Some of you may recall that MS put a huge push on its then-new browser as the 'right' choice for businesses and consumers alike. Business software development cycles being what they are, a lot of those venerable web apps are still around. Silver's report claims that an estimated one in five businesses will either take longer migrating to Windows 7 or end up spending significantly more than what they budgeted for the transition. Compatibility problems may be the single largest issue holding things up. Gartner reports an estimated 40 percent of all the businesses running IE6 have apps that won't run under Windows 7 and IE8.  "Microsoft needs to explore all avenues that could ease the transitions away from IE6," Silver said. "Microsoft must do more to help organizations with their IE6 problems that Microsoft helped cause."

License To...Run A Crappy Browser?

There's an interesting, if puzzling, wrinkle to this situation. In addition to its full line of OS virtualization products, Microsoft also maintains an application virtualization product, nicknamed App-V. The product website states that App-V "Enable[s] applications to run without the need to visit a desktop, laptop, or terminal server. Applications are no longer installed on the client—and there is minimal impact on the host operating system or other applications. The most extensive virtualization technology on the market, App-V virtualizes per user, per application instance, as well as key application components. As a result, application conflicts and the need for regression testing are dramatically reduced."

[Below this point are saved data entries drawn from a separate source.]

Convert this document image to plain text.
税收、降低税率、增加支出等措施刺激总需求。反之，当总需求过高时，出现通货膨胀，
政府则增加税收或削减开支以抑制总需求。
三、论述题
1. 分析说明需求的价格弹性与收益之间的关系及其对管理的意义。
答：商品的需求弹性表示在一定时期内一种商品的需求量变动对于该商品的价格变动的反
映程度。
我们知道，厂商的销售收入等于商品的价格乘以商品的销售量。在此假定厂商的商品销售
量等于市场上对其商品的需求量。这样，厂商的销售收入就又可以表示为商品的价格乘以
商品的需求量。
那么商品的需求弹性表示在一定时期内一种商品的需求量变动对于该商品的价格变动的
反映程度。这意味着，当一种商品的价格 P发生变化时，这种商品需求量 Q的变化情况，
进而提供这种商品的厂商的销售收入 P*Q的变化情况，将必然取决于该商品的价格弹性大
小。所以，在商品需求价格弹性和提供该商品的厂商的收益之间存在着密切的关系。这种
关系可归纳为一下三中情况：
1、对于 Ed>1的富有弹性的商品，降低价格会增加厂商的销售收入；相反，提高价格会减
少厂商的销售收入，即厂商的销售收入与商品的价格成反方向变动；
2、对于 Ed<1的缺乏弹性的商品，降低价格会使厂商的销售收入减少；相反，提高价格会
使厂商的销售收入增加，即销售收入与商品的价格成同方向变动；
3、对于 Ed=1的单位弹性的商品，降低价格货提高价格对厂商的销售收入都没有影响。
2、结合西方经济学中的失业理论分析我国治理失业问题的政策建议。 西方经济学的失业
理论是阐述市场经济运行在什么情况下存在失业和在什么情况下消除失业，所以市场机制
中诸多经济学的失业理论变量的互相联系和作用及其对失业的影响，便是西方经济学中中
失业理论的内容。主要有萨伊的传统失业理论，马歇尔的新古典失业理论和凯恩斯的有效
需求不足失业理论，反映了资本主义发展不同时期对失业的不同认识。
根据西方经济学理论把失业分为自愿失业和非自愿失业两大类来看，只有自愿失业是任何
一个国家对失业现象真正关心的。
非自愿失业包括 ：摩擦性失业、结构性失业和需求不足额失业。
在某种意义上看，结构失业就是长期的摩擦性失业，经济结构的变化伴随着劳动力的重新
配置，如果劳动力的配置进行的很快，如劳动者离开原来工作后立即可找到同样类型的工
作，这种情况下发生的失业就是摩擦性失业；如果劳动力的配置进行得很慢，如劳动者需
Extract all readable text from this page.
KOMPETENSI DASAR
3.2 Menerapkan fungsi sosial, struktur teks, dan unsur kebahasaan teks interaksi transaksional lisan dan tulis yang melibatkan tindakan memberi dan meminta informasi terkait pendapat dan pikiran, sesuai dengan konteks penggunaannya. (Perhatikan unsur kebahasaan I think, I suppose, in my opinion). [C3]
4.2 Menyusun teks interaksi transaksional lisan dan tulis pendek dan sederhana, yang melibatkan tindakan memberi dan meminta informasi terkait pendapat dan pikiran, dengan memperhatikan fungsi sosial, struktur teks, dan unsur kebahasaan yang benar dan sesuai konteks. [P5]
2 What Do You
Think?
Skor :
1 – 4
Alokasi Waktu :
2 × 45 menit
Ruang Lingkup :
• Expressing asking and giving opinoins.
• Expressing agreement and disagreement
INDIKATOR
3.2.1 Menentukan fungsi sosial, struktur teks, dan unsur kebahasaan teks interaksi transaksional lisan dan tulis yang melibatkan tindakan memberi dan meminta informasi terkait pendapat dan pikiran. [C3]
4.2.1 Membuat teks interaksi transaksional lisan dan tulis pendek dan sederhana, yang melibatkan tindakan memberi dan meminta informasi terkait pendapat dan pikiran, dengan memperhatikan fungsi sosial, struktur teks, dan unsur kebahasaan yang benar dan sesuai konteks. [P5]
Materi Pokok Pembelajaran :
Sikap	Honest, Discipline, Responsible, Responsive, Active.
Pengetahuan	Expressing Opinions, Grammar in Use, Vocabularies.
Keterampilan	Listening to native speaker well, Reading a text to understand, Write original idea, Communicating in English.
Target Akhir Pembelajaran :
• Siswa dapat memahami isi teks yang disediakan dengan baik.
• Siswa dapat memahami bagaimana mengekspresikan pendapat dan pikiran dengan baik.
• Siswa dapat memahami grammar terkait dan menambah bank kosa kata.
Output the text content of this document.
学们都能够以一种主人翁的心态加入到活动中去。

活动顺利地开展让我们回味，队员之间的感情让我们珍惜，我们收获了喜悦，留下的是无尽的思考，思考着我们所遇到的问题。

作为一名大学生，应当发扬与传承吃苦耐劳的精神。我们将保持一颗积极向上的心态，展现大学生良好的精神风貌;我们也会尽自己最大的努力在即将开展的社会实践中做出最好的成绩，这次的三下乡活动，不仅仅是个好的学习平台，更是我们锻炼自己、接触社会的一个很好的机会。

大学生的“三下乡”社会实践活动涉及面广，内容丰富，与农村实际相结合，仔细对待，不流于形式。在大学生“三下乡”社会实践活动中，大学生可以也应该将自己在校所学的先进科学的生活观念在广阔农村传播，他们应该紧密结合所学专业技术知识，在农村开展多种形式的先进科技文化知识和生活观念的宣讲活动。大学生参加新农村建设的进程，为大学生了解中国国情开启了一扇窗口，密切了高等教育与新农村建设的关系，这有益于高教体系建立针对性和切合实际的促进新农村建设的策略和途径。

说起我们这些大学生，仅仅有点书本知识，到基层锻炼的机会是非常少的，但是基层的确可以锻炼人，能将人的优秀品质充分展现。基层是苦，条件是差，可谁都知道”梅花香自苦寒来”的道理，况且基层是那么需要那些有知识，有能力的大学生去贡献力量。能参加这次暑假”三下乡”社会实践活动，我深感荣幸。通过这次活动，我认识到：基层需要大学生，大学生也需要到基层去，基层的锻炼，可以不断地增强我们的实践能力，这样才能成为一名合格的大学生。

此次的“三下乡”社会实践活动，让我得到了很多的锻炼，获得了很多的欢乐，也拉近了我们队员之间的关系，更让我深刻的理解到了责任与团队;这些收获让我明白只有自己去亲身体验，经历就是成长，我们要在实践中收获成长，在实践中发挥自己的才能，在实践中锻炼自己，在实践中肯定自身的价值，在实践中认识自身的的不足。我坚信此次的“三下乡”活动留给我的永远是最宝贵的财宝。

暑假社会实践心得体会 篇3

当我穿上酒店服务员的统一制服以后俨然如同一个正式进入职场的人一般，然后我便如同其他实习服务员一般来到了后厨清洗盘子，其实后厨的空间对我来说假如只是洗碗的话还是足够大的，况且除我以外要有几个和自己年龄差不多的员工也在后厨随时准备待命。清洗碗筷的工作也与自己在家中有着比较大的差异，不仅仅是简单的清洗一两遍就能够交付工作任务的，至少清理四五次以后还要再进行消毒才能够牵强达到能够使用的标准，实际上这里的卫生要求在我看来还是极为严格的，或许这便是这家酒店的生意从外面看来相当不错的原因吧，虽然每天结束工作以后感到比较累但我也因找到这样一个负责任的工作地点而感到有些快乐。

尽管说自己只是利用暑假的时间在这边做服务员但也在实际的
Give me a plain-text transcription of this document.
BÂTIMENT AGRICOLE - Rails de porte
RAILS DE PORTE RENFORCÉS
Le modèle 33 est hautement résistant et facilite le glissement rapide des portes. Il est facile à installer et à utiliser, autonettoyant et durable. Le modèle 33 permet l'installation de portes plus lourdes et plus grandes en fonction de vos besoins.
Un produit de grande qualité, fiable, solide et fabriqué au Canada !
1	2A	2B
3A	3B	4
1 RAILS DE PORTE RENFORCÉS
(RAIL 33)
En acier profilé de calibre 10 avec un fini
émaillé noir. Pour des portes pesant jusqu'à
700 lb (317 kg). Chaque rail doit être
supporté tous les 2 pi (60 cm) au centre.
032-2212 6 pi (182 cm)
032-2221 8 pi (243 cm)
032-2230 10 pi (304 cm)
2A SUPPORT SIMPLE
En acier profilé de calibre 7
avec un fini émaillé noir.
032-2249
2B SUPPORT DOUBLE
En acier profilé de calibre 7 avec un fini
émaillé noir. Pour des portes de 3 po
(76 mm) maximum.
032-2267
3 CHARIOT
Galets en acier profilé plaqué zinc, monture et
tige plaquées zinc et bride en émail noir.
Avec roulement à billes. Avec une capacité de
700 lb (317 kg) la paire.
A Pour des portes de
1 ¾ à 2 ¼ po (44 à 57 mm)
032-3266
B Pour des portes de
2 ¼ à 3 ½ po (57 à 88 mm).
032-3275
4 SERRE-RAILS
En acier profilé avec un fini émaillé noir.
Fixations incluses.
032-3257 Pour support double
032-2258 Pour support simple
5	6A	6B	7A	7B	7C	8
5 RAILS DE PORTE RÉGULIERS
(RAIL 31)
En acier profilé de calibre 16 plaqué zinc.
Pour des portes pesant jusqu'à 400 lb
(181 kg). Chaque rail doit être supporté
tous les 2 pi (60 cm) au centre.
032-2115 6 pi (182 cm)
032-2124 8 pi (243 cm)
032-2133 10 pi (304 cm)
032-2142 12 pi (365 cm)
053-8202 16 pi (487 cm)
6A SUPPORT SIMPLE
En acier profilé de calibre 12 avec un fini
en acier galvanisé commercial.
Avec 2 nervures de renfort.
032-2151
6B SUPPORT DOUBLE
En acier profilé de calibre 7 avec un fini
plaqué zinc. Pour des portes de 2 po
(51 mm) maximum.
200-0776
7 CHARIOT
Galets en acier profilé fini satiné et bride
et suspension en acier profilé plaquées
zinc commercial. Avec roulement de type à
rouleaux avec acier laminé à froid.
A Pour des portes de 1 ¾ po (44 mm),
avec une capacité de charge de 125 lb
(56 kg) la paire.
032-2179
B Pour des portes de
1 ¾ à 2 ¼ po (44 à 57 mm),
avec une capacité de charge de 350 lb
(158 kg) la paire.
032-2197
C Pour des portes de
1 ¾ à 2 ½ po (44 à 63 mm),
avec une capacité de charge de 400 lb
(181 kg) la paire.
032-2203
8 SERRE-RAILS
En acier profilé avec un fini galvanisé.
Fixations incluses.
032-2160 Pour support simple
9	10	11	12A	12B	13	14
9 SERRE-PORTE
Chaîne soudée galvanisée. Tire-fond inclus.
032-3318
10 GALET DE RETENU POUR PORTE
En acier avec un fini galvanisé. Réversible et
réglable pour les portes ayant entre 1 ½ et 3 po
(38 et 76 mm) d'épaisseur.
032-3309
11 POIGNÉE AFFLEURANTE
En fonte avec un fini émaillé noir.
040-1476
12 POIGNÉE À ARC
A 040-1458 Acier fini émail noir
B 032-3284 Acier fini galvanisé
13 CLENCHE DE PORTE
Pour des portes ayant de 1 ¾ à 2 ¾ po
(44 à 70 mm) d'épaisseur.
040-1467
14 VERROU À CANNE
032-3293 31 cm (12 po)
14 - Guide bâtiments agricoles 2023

App-V sounds like exactly what businesses need, but there's a problem. Because Windows XP and IE are so tightly integrated, Microsoft doesn't consider it to be a stand-alone application. According to a letter MS sent out to customers (linked on Gartner's blog), using App-V to emulate IE6 is not allowed.
Microsoft does not support the use of Microsoft Application Virtualization (App-V) or similar third-party application virtualization products to virtualize IE6 as an “application” enabling multiple versions of Internet Explorer on a single operating system. These unsupported approaches may potentially stop working when customers patch or update the underlying operating system, introducing technical incompatibilities and business continuity issues. In addition, the terms under which Windows and IE6 are licensed do not permit IE6 application virtualization. Microsoft supports and licenses IE6 only for use as part of the Windows operating system, not as a standalone application.
On the one hand, Microsoft's decision to pat companies on the head and say "Sorry. Our bad," is a lousy way to do business. If Gartner is right, MS will take a revenue hit for this compared to what it might've earned, although we don't think Redmond is exactly hurting for money. On the other hand, businesses, employees, and consumers could both benefit from this over the long term. Rewritten applications could improve intra-business functionality, close security flaws innate to IE6, and could be written to conform to web standards rather than being shoehorned into IE6's broken rendering scheme.